Алексей Петрович пинком открыл дверь. Кроме зажженной лампады, никакого света в комнате не было. Сын сидел в кресле, не сидел — лежал, широко раскинув ноги. Завидя отца, он не встал, не поздоровался, только мрачно, тяжело уставился на родителя.
— Я тебе что говорил? — делая ударение на каждом слове, произнес Алексей Петрович. — Ты где должен находиться? Почему съехал с Воробьиной мызы? — Голос его неожиданно рванулся вверх и замер на неловко скулящей ноте.
Мызой называл Бестужев свое загородное имение подле села Воробьеве, куда он выпроводил сына после постыдной дуэли.
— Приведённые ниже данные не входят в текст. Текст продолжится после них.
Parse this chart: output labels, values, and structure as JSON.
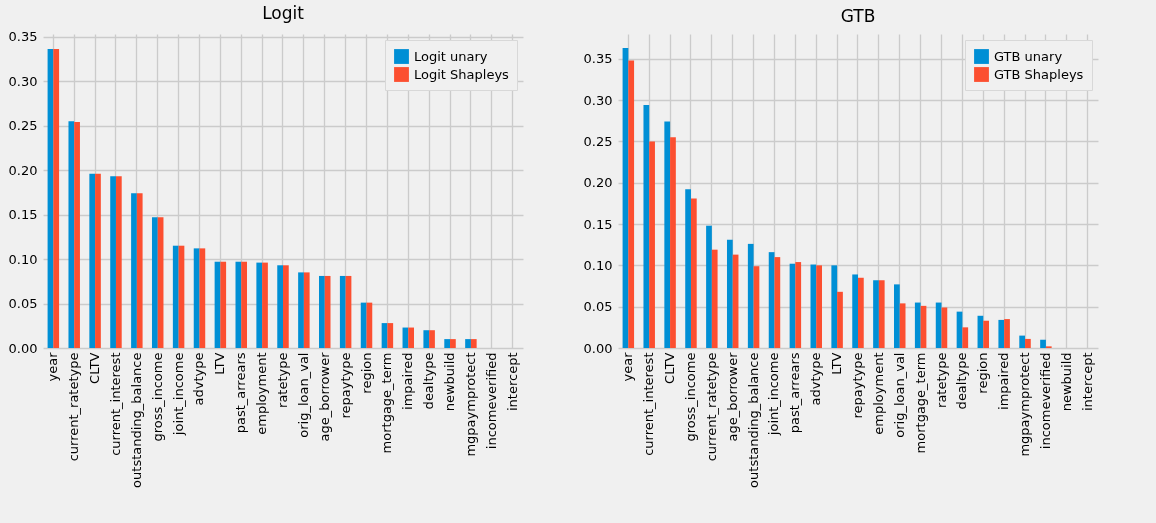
{
  "chart_data": [
    {
      "type": "bar",
      "title": "Logit",
      "categories": [
        "year",
        "current_ratetype",
        "CLTV",
        "current_interest",
        "outstanding_balance",
        "gross_income",
        "joint_income",
        "advtype",
        "LTV",
        "past_arrears",
        "employment",
        "ratetype",
        "orig_loan_val",
        "age_borrower",
        "repaytype",
        "region",
        "mortgage_term",
        "impaired",
        "dealtype",
        "newbuild",
        "mgpaymprotect",
        "incomeverified",
        "intercept"
      ],
      "series": [
        {
          "name": "Logit unary",
          "color": "#008fd5",
          "values": [
            0.336,
            0.255,
            0.196,
            0.193,
            0.174,
            0.147,
            0.115,
            0.112,
            0.097,
            0.097,
            0.096,
            0.093,
            0.085,
            0.081,
            0.081,
            0.051,
            0.028,
            0.023,
            0.02,
            0.01,
            0.01,
            0,
            0
          ]
        },
        {
          "name": "Logit Shapleys",
          "color": "#fc4f30",
          "values": [
            0.336,
            0.254,
            0.196,
            0.193,
            0.174,
            0.147,
            0.115,
            0.112,
            0.097,
            0.097,
            0.096,
            0.093,
            0.085,
            0.081,
            0.081,
            0.051,
            0.028,
            0.023,
            0.02,
            0.01,
            0.01,
            0,
            0
          ]
        }
      ],
      "ylim": [
        0,
        0.353
      ],
      "yticks": [
        {
          "value": 0,
          "label": "0.00"
        },
        0.05,
        {
          "value": 0.1,
          "label": "0.10"
        },
        0.15,
        {
          "value": 0.2,
          "label": "0.20"
        },
        0.25,
        {
          "value": 0.3,
          "label": "0.30"
        },
        0.35
      ],
      "grid": true,
      "legend": "top right"
    },
    {
      "type": "bar",
      "title": "GTB",
      "categories": [
        "year",
        "current_interest",
        "CLTV",
        "gross_income",
        "current_ratetype",
        "age_borrower",
        "outstanding_balance",
        "joint_income",
        "past_arrears",
        "advtype",
        "LTV",
        "repaytype",
        "employment",
        "orig_loan_val",
        "mortgage_term",
        "ratetype",
        "dealtype",
        "region",
        "impaired",
        "mgpaymprotect",
        "incomeverified",
        "newbuild",
        "intercept"
      ],
      "series": [
        {
          "name": "GTB unary",
          "color": "#008fd5",
          "values": [
            0.363,
            0.294,
            0.274,
            0.192,
            0.148,
            0.131,
            0.126,
            0.116,
            0.102,
            0.101,
            0.1,
            0.089,
            0.082,
            0.077,
            0.055,
            0.055,
            0.044,
            0.039,
            0.034,
            0.015,
            0.01,
            0,
            0
          ]
        },
        {
          "name": "GTB Shapleys",
          "color": "#fc4f30",
          "values": [
            0.348,
            0.25,
            0.255,
            0.181,
            0.119,
            0.113,
            0.099,
            0.11,
            0.104,
            0.1,
            0.068,
            0.085,
            0.082,
            0.054,
            0.051,
            0.049,
            0.025,
            0.033,
            0.035,
            0.011,
            0.002,
            0,
            0
          ]
        }
      ],
      "ylim": [
        0,
        0.38
      ],
      "yticks": [
        {
          "value": 0,
          "label": "0.00"
        },
        0.05,
        {
          "value": 0.1,
          "label": "0.10"
        },
        0.15,
        {
          "value": 0.2,
          "label": "0.20"
        },
        0.25,
        {
          "value": 0.3,
          "label": "0.30"
        },
        0.35
      ],
      "grid": true,
      "legend": "top right"
    }
  ]
}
Наказ был — в столицу ни ногой! И вдруг явился.
Граф Антон не отвечал, продолжая также напряженно смотреть на отца. Взгляд его можно было бы назвать бессмысленным, если бы не выражение лютой злобы. «Да слышит ли он меня?» — подумал Бестужев.
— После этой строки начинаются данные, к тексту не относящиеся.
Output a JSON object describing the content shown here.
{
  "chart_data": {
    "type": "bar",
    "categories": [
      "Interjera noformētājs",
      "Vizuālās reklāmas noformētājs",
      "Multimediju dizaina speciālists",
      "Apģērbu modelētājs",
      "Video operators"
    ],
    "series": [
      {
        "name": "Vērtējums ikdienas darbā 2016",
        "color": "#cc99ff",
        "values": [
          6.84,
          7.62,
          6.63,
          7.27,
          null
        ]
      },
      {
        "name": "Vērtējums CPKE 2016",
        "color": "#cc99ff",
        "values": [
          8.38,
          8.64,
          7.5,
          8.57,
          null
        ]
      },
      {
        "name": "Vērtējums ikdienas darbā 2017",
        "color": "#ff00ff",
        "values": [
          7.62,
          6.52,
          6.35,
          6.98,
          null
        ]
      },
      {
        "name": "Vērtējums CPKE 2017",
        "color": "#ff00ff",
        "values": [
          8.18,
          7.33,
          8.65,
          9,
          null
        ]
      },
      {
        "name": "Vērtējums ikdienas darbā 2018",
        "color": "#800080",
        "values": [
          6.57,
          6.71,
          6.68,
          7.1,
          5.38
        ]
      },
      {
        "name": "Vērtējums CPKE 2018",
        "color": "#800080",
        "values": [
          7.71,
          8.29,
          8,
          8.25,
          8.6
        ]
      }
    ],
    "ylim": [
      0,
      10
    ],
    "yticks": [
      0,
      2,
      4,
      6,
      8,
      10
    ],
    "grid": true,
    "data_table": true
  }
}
— Авдотья где? Слышишь, про жену спрашиваю! Опять на тебя, бесово ребро, государыне жаловаться побежит!
— Я желаю жить здесь… в родительском дому, — тяжело ворочая языком, но внятно произнес граф Антон и мотнул подбородком, стараясь скрыть икоту.
Неожиданно для себя Алексей Петрович чихнул да не один раз, а четыре кряду. Проклятая простуда, и ведь платка с собой нет, манжетой приходится утираться.
В комнату тут же влетела жена, вложила в руки мужа утиральник. Только здесь Алексей Петрович увидел, что, кроме сына, в комнате находится еще один человек — молодой офицер, весь какой-то черный. На нем был плащ до пят, темный парик нечесан, букли на висках топорщились по-мужичьи. Он неловко отклеился от стены и лихо, со щелканьем каблуков и бодливым жестом головы представился:
— Бурин Яков.
— А это Яков Пахомыч, друг наш, — затараторила Анна Федоровна. — Он Антошеньку и привез. Дозвольте, Алексей Петрович, господам в доме переночевать.
Бестужев звонко высморкался и вышел из комнаты, шаркая ногами, поднялся на второй этаж. Коль промолчал, значит разрешил, видно, так и поняли его уход — загалдели, затрещали голосами.
Он сел к столу. Вот они… депеши, а ведь как хорошо работал! Каждое лыко в строку, а сейчас мозги словно заклинило. На чем он остановился? Чтоб окончательно сокрушить Лестока, надобен хороший заговор. А где он его возьмет?